As soon as they arrive I will put them a photo on 8 - 10 week order time  but at least that gives time for the box to progress. The chips are made by chipco who make fantastic ceramic chips for most of the las vegas casinos. I'm personalising the chipco "a-type" through their subsidery homepokerchips.com........ http://www.homepokerchips.com/stock.php in the bottom right - mine will be in units of 25p 50p £1 £5 £10 £25 and £50, 750 in total with my "Hill House Poker Club" at the top and my initials at the bottom. The colours are very classic - not too blingy! Some of the chips they order in the US are pretty mental! The naked lady chips are still all the rage and no it's not still the 70's is it! They can now put any photo on a ceramic chip - they aren't plastic chips with stickers like they used to be...


----------



## bugbear (5 Jan 2013)

igfbobby":1n8yukzo said:


> Thanks bob - you're right and apologies if tone was off. When I lived in the states I used asite called custommade to commission a stunning poker table which a guy made for me for $8k - so stunning I shipped back to the uk when I came to live here. That time I had 26 responses in 24 hours so guess my expectations were too high.



The purpose of that site is exactly to match up commissions and workers; the purpose of this site is mainly for people to chat about woodwork.

BugBear


----------



## waveman2010 (5 Jan 2013)

I'm with Bob on this one, I make some some quite nice things, but none are perfect and those tiny flaws irritate me and therefore I would not consider selling my work especially taking on a commission. Hope you get what want, there are real Dons on this site.
Kev.


----------



## SVB (7 Jan 2013)

I'd give Andrew Crawford a ring - really top top quaility box maker:

http://www.fine-boxes.com/

Best of luck,

Simon


----------



## Steve Maskery (7 Jan 2013)

+1 for Andrew Crawford boxes. Beautiful. Don't know if he comes in that cheap though TBH. Ditto Robert Ingham.
If I had my own workshop I'd happily oblige.
Steve


----------



## jhwbigley (10 Jan 2013)

I've recently made a small box in American Black Walnut for a Silver christening spoon. 
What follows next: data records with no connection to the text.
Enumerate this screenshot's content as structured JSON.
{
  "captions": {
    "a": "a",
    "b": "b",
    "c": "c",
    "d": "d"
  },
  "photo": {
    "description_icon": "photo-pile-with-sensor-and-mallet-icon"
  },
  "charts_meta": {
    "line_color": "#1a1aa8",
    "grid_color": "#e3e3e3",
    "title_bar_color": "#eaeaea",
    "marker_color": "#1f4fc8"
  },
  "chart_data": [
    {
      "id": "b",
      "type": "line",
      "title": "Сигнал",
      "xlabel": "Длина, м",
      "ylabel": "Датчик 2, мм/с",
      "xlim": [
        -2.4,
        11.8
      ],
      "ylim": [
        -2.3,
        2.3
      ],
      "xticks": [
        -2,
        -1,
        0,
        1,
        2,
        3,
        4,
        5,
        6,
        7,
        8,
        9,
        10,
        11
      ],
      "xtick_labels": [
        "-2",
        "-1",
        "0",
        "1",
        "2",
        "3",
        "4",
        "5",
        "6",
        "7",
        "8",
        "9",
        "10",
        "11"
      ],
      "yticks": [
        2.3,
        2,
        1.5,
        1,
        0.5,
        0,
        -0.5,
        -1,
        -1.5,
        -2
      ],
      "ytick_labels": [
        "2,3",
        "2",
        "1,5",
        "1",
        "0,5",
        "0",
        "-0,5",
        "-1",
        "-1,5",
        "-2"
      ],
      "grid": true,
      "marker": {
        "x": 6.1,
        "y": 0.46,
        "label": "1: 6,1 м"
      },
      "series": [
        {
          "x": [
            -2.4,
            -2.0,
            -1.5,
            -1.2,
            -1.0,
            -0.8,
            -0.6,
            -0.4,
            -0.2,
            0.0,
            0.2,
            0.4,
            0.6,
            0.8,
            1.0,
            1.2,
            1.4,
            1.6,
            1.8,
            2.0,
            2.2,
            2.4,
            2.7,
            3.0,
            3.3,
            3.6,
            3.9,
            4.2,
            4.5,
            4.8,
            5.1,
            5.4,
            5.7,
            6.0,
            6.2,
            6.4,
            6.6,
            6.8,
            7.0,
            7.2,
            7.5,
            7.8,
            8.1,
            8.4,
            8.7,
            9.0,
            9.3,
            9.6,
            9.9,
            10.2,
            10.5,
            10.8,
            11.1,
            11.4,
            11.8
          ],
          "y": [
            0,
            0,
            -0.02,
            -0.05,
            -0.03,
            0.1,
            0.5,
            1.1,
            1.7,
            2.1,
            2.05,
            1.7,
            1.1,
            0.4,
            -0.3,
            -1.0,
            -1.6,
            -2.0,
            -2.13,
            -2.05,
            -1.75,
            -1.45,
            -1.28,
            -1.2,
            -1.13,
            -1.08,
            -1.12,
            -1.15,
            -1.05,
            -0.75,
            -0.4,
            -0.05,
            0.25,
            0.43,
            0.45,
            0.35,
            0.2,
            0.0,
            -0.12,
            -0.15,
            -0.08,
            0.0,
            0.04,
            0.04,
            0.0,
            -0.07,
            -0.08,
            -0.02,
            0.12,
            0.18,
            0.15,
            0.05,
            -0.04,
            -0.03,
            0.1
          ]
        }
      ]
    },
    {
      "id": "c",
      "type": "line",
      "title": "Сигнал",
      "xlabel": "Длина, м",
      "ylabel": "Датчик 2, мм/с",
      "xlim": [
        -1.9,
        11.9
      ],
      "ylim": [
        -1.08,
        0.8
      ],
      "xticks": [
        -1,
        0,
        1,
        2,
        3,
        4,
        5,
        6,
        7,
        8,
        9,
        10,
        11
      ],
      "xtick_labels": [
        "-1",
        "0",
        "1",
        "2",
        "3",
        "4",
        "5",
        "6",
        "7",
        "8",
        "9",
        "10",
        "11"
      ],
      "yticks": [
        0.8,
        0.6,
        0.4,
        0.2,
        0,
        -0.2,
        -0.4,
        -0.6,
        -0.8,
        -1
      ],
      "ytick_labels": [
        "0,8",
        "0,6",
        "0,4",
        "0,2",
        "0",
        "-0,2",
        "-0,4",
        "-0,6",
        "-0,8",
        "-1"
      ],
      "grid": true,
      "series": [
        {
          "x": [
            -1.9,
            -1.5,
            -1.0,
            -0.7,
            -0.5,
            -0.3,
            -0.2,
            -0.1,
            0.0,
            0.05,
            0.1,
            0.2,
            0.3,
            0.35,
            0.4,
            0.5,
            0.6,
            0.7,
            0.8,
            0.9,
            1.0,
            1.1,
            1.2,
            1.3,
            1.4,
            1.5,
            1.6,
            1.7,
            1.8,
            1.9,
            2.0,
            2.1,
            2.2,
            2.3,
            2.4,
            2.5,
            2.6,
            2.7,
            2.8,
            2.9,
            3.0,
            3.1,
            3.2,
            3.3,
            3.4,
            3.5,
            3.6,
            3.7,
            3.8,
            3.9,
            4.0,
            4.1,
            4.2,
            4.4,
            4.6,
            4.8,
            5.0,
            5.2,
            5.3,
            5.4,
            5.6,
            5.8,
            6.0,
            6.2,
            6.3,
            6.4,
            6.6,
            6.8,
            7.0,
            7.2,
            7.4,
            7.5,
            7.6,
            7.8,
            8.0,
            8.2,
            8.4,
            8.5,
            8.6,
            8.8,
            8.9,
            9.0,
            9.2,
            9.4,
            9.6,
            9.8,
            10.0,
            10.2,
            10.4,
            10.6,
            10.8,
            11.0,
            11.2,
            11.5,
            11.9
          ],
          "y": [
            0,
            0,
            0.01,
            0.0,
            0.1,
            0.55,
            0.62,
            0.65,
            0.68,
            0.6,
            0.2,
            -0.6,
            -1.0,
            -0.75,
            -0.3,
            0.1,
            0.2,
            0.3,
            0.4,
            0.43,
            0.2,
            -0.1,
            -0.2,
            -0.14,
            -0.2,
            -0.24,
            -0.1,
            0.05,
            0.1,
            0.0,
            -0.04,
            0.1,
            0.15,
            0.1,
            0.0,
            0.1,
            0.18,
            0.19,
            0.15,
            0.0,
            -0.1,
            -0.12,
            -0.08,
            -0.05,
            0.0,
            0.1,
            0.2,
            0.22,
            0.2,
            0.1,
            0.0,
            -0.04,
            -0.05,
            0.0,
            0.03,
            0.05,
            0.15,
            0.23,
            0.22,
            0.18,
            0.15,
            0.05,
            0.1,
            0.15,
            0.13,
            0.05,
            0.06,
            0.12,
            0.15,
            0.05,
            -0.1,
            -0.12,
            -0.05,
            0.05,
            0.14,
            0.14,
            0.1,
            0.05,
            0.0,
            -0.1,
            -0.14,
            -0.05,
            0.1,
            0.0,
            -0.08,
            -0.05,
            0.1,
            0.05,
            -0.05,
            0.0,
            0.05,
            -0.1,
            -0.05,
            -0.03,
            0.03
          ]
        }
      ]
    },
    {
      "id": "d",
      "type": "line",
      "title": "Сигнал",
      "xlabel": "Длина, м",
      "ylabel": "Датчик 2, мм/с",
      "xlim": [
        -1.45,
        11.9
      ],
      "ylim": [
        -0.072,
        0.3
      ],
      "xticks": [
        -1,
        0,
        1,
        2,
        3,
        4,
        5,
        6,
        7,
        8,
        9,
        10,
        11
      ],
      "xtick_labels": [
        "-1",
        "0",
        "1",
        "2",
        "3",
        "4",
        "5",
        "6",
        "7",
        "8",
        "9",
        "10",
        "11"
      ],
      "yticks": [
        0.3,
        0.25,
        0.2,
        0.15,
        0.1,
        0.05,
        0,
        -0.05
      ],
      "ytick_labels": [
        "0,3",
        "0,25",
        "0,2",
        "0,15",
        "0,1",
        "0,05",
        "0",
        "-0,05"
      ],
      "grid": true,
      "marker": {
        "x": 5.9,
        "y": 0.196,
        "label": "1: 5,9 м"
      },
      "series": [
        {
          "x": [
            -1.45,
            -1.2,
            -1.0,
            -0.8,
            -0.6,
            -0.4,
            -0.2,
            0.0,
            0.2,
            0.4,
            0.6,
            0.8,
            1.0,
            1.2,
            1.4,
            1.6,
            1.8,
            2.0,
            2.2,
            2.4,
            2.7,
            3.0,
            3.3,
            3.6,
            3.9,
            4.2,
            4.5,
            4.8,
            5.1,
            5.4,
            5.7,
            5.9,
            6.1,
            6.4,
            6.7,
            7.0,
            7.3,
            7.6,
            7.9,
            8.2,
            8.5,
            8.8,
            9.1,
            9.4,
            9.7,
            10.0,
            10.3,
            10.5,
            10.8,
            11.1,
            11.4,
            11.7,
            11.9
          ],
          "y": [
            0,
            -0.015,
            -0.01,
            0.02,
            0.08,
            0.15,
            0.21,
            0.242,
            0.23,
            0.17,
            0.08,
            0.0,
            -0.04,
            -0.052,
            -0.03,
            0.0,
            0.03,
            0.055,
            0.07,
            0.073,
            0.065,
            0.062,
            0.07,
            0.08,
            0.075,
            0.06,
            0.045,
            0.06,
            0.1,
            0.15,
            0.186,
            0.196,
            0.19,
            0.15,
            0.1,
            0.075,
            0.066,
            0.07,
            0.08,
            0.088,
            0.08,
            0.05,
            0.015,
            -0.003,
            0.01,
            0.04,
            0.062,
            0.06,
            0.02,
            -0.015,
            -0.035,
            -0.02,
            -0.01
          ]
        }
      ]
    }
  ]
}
(Sorry about the poor quality photos, completely forgot to take some good one with the good camera)

Have a nose around my blog and feel free to contact me if you want me to come up with something.

Thanks

JH


----------



## Phil Sewell (4 Apr 2013)

I took on this commission and thought someone might like to see the result.

The box is American walnut covered in burr walnut. It holds 800 chips, the holders are lined in mulberry suede.

There are spring loaded brass rods in the sides which locate in brass plates in the drawers fronts when the lid is shut, locking the drawers. Dimensions are 430mm x 270mm x280mm.

Constructed with my usual dt's although the burr masks them on this box (this was pointed out to the client before I started).

I find box making stressful, this one was particularly so!

Phil.


----------



## Racers (4 Apr 2013)

Hi, Phil

Very nice, I like the suede/walnut colour combination.
Ian Hawthorne hardware?

Pete


----------



## Phil Sewell (4 Apr 2013)

Hi Pete,

Ian Hawthorne's lock, Andrew Crawford's hinges.

Phil.


----------



## Newbie_Neil (4 Apr 2013)

Hi Phil,

Your box looks stunning. How long did it take to make?

Thanks,
Neil


----------



## nev (4 Apr 2013)

A beautiful and most covetous box you have created there, thanks for showing us.


----------



## stevenw1963 (4 Apr 2013)

Hope the client appreciates such nice workmanship.


----------



## MickCheese (4 Apr 2013)

That's wonderful.

Congratulations and thanks for showing us.

Mick


----------



## ColeyS1 (4 Apr 2013)

What a beauty


----------



## SurreyHills (4 Apr 2013)

Stunning box, thanks for sharing the pictures. Who chose the wood - you or the client?


----------



## Paul Chapman (4 Apr 2013)

Beautiful work, Phil. Love the purple lining alongside the Walnut.

Cheers :wink: 

Paul


----------



## WandrinAndy (4 Apr 2013)

An absolute beaut you have made there Phil....


----------



## doctor Bob (4 Apr 2013)

supreme craftmanship


----------



## igfbobby (8 Apr 2013)

stevenw1963":3f55kygy said:


> Hope the client appreciates such nice workmanship.


 
Philip Sewell is a total legend. I can't thank him enough for the box he has created for me. The design process was protracted but his unfailing patience and humour was wonderful. As for the finished article - it is a work of art and even more gorgeous in the flesh than in the pictures. It is a rare priviledge to be able to commission a piece like this. The box is both inventive, wonderfully practical and beautiful. Thank you Philip and hope it wasn't too stressful!

Ian


----------



## AndyT (8 Apr 2013)

What a great result! And a really impressive box.


----------



## xy mosian (8 Apr 2013)

Wonderful, Wonderful. Humbling too.
xy


----------



## Mattty (8 Apr 2013)

That is a lovely box indeed and excellent craftsmanship.


----------



## Phil Sewell (8 Apr 2013)

Thanks for all the very kind words re the box, much appreciated. It took a lot of sorting out with Ian before I started making it (I have saved all the emails and there are about 40!) but all worth it as he seems very pleased with the end product.
Phil.


----------



## igfbobby (8 Apr 2013)

Phil Sewell":2up0h55s said:


> Thanks for all the very kind words re the box, much appreciated. It took a lot of sorting out with Ian before I started making it (I have saved all the emails and there are about 40!) but all worth it as he seems very pleased with the end product.
> Phil.




i hope i wasn't too indecisive :lol: (hammer) The correspondence was protracted but what we've created is awesome. You are the man Philip! =D> =D> =D> from a very grateful client!


----------



## CraigyCraigo (9 Apr 2013)

Truly Magnificent 

Would love to see it with the chips in it!!!


----------



## Ian (9 Apr 2013)

A fantastic piece Phillip! 
Very crisp craftmanship the perfect home for poker chips!

Ian


----------